David Price | July 8, 2016
Find out how to update your iPhone or iPad to iOS 9.3.2, or install the iOS 10 beta.

There are no major changes in the visual design department, so you're unlikely to be upset by changes to the way iOS 9 looks compared with iOS 8. When iOS 7 launched two years ago, many users were horrified by the radical graphical redesign, which took a while to get used to and still annoys a minority of iPhone and iPad owners. That year we advised people to spend time with borrowed iOS 7 devices if they could, and see if they got used to the look of the OS after a week or two - generally interface changes feel earth-shattering at the time, then before you know it you can't remember how it used to look.

But in this case, as we say, there's no significant visual rethink. iOS 9 looks very much like iOS 8, which in turn looked very much like iOS 7.

Other than that, we don't expect there to be any major worries for those expecting an update.

Should you update to iOS 9? The pros

Of course, the pros are that you're getting a new operating system that comes with loads of new features. You can find out about the new features in iOS 9 in more detail in our iOS 9 review, but below is an outline of what you'll be getting.

New features: An exciting new 'Proactive' Siri-activated personal assistant, rather like Google Now; public-transport directions (and other new features) in an improved Maps app; new and improved Multitasking (which is split screen on iPad Air 2), a new News app, an overhauled Notes app.

Design tweaks: As we said, the design changes aren't earth-shattering, but the designers have smoothed a few things over. They keyboard has been slightly redesigned and improved, for example, and some of the visuals are very slighty different to make them easier on the eye.

Fixes, tweaks and stability stuff: Boring but useful, particularly the battery life enhancements that should mean an hour extra power and a new low power mode to extend battery even further.

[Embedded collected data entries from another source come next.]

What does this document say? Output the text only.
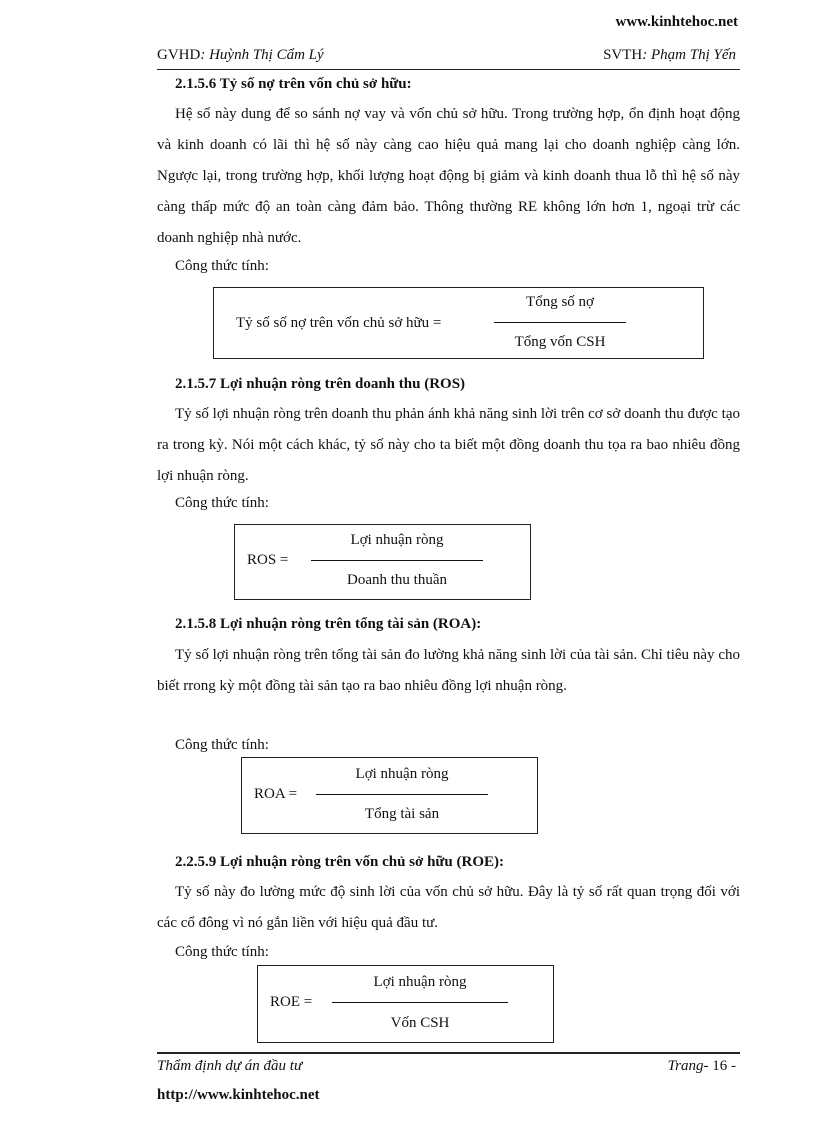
www.kinhtehoc.net
GVHD: Huỳnh Thị Cẩm Lý	SVTH: Phạm Thị Yến
2.1.5.6 Tỷ số nợ trên vốn chủ sở hữu:

Hệ số này dung để so sánh nợ vay và vốn chủ sở hữu. Trong trường hợp, ổn định hoạt động và kinh doanh có lãi thì hệ số này càng cao hiệu quả mang lại cho doanh nghiệp càng lớn. Ngược lại, trong trường hợp, khối lượng hoạt động bị giảm và kinh doanh thua lỗ thì hệ số này càng thấp mức độ an toàn càng đảm bảo. Thông thường RE không lớn hơn 1, ngoại trừ các doanh nghiệp nhà nước.

Công thức tính:
Tỷ số số nợ trên vốn chủ sở hữu =
Tổng số nợ
Tổng vốn CSH
2.1.5.7 Lợi nhuận ròng trên doanh thu (ROS)

Tỷ số lợi nhuận ròng trên doanh thu phản ánh khả năng sinh lời trên cơ sở doanh thu được tạo ra trong kỳ. Nói một cách khác, tỷ số này cho ta biết một đồng doanh thu tọa ra bao nhiêu đồng lợi nhuận ròng.

Công thức tính:
ROS =
Lợi nhuận ròng
Doanh thu thuần
2.1.5.8 Lợi nhuận ròng trên tổng tài sản (ROA):

Tỷ số lợi nhuận ròng trên tổng tài sản đo lường khả năng sinh lời của tài sản. Chỉ tiêu này cho biết rrong kỳ một đồng tài sản tạo ra bao nhiêu đồng lợi nhuận ròng.

Công thức tính:
ROA =
Lợi nhuận ròng
Tổng tài sản
2.2.5.9 Lợi nhuận ròng trên vốn chủ sở hữu (ROE):

Tỷ số này đo lường mức độ sinh lời của vốn chủ sở hữu. Đây là tỷ số rất quan trọng đối với các cổ đông vì nó gắn liền với hiệu quả đầu tư.

Công thức tính:
ROE =
Lợi nhuận ròng
Vốn CSH
Thẩm định dự án đầu tư	Trang- 16 -
http://www.kinhtehoc.net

Future-proofing your device: This will become important in the future. Generally app developers try to make their stuff work with a wide variety of devices, but there will always be a limit. Check your favourite app on the App Store, and under Information you'll see something like 'Requires iOS 6.0 or later'. In a few years apps will start to say things like 'Requires iOS 9.0 or later'.

Should you update to iOS 9? Conclusion

If your iPad or iPhone is up to it (and really up to it - not just officially rated as iOS 9-compatible), you should probably update. Even if you don't care about the new features, the boring stuff - such as bug fixes and compatibility with new apps - is important.